Last year, I hinted at Irving's significance to the development of Victorian Christmas celebrations. He was no less formative in shaping the image of Saint Nicholas in America, not least because his rendition of the figure is often credited as a clear influence on Irving's friend Clement Clarke Moore when he came to write the poem "A Visit from St. Nicholas" (1823), better known by its first line, "'Twas the night before Christmas...". Saint Nicholas, patron saint of New Amsterdam, features heavily in Irving's comic A History of New York (1809), his first major work (beloved of Walter Scott before the two even met, no less). Here's Irving's description of today's festivities as they persisted in America:
"At this early period was instituted that pious ceremony, still religiously observed in all our ancient families of the right breed, of hanging up a stocking in the chimney on St. Nicholas Eve; which stocking is always found in the morning miraculously filled; for the good St. Nicholas has ever been a great giver of gifts, particularly to children [...] [I]n the sylvan days of New Amsterdam, the good St. Nicholas would often make his appearance in his beloved city, of a holiday afternoon, riding jollily among the treetops, or over the roofs of houses, now and then drawing forth magnificent presents from his breeches pockets, and dropping them down the chimneys of his favorites. Whereas, in these degenerate days of iron and brass he never shows us the light of his countenance, nor ever visits us, save one night in the year; when he rattles down the chimneys of the descendants of the patriarchs, confining his presents merely to the children, in token of the degeneracy of the parents."It's interesting that Irving clearly keeps the association between the evening of December 5th and the gift giving that still takes place in Holland today, a link that was apparently broken - or complicated - by the time of Moore's "Visit from St. Nicholas" in 1823.

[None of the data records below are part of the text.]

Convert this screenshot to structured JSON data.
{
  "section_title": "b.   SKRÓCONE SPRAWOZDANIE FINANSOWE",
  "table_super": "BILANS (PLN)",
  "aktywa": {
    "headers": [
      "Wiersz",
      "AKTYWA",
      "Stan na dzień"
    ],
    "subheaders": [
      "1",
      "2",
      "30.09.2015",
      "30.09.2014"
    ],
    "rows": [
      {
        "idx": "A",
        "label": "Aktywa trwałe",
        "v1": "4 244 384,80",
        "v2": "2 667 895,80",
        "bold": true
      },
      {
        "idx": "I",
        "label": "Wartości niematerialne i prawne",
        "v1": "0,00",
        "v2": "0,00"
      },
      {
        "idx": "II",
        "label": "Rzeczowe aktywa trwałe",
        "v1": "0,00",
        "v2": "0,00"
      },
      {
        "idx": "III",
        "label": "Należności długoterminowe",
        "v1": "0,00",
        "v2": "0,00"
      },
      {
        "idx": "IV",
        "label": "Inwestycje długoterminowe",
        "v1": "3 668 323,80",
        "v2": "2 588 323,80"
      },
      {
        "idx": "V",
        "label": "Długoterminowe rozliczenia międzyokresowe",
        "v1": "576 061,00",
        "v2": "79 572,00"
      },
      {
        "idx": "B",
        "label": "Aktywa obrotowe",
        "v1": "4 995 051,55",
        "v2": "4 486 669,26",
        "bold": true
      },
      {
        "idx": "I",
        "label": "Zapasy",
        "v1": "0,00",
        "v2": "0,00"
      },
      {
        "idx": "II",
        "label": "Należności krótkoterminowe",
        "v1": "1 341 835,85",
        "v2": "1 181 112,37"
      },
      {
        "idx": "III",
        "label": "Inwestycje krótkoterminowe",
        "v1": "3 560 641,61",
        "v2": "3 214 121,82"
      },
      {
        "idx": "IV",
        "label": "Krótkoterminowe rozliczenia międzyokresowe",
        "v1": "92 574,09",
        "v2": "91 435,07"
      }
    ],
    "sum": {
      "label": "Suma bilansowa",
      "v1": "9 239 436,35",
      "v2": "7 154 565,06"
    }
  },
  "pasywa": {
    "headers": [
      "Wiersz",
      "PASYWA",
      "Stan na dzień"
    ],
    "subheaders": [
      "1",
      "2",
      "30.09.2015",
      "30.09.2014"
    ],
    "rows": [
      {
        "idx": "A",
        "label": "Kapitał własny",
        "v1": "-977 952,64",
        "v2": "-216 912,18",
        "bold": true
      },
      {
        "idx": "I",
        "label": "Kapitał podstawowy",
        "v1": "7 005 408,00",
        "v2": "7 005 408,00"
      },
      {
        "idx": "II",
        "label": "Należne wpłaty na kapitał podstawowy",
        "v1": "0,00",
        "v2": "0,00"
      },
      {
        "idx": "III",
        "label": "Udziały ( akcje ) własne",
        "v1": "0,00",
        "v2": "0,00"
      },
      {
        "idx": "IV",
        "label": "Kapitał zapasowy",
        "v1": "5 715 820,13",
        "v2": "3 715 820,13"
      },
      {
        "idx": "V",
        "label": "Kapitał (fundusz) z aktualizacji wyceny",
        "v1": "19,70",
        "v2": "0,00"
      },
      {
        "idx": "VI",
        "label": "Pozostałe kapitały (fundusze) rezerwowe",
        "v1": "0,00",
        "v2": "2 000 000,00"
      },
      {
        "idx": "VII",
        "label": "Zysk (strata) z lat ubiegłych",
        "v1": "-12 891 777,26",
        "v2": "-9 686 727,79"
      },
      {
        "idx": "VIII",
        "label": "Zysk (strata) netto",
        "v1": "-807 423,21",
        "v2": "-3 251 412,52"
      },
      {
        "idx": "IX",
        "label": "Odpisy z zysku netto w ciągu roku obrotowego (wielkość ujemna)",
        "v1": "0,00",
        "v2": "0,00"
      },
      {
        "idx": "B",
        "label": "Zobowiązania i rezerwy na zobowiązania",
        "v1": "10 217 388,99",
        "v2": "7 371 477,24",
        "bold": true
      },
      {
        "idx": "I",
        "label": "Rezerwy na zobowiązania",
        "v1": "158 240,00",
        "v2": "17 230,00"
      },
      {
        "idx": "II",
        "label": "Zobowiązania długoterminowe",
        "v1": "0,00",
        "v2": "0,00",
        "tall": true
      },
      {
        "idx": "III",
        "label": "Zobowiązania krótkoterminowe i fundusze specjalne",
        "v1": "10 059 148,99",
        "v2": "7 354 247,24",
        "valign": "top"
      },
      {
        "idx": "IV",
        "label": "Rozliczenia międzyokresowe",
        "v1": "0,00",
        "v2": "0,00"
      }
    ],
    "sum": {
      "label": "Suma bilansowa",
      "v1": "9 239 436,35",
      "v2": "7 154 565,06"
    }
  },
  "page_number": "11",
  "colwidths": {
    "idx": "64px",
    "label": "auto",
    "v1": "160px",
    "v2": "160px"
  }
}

James Kirke Paulding's much less famous The Book of Saint Nicholas (1836) - intended, I wonder, as a holiday gift book? - has generated little comment over the years. But it's certainly no less interesting when it comes to charting the journey from Dutch Colonial Saint Nicholas to American Santa Claus. Across a number of stories, Paulding expounds at length on the figure and the traditions associated with him:
You will please to understand, gentle reader, that being a true descendant of the adventurous Hollanders who first discovered the renowned island of Manhattan which is every day becoming more and more worth its weight in paper money I have all my life been a sincere and fervent follower of the right reverend and jolly St. Nicholas [...] I have never, on any proper occasion, omitted doing honour to his memory by keeping his birthday with all due observances, and paying him my respectful devoirs on Christmas and New Year's Eve. From my youth upward I have been always careful to hang up my stocking in the chimney corner, on both these memorable anniversaries.Indeed, Paulding claims that it was Saint Nicholas himself - "a right fat, jolly, roistering little fellow" - who delivered part of the manuscript that follows into his hands on "a roll of ancient vellum." In many other ways, he is apparently very happy to embellish and play with Old World legends in ways that produce compelling versions of the figure for an antebellum American audience:
"I say, everybody knows the excellent St. Nicholas, in holyday times, goes about among the people in the middle of the night, distributing all sorts of toothsome and becoming gifts to the good boys and girls in this his favourite city. Some say that he comes down the chimneys in a little Jersey wagon; others, that he wears a pair of Holland skates, with which he travels like the wind; and others, who pretend to have seen him, maintain that he has lately adopted a locomotive, and was once actually detected on the Albany railroad [...] My own opinion is, that his favourite mode of travelling is on a canal, the motion and speed of which aptly comport with the philosophic dignity of his character."Happy Saint Nicholas (and Happy Christmas, too, if this is the last post of 2013).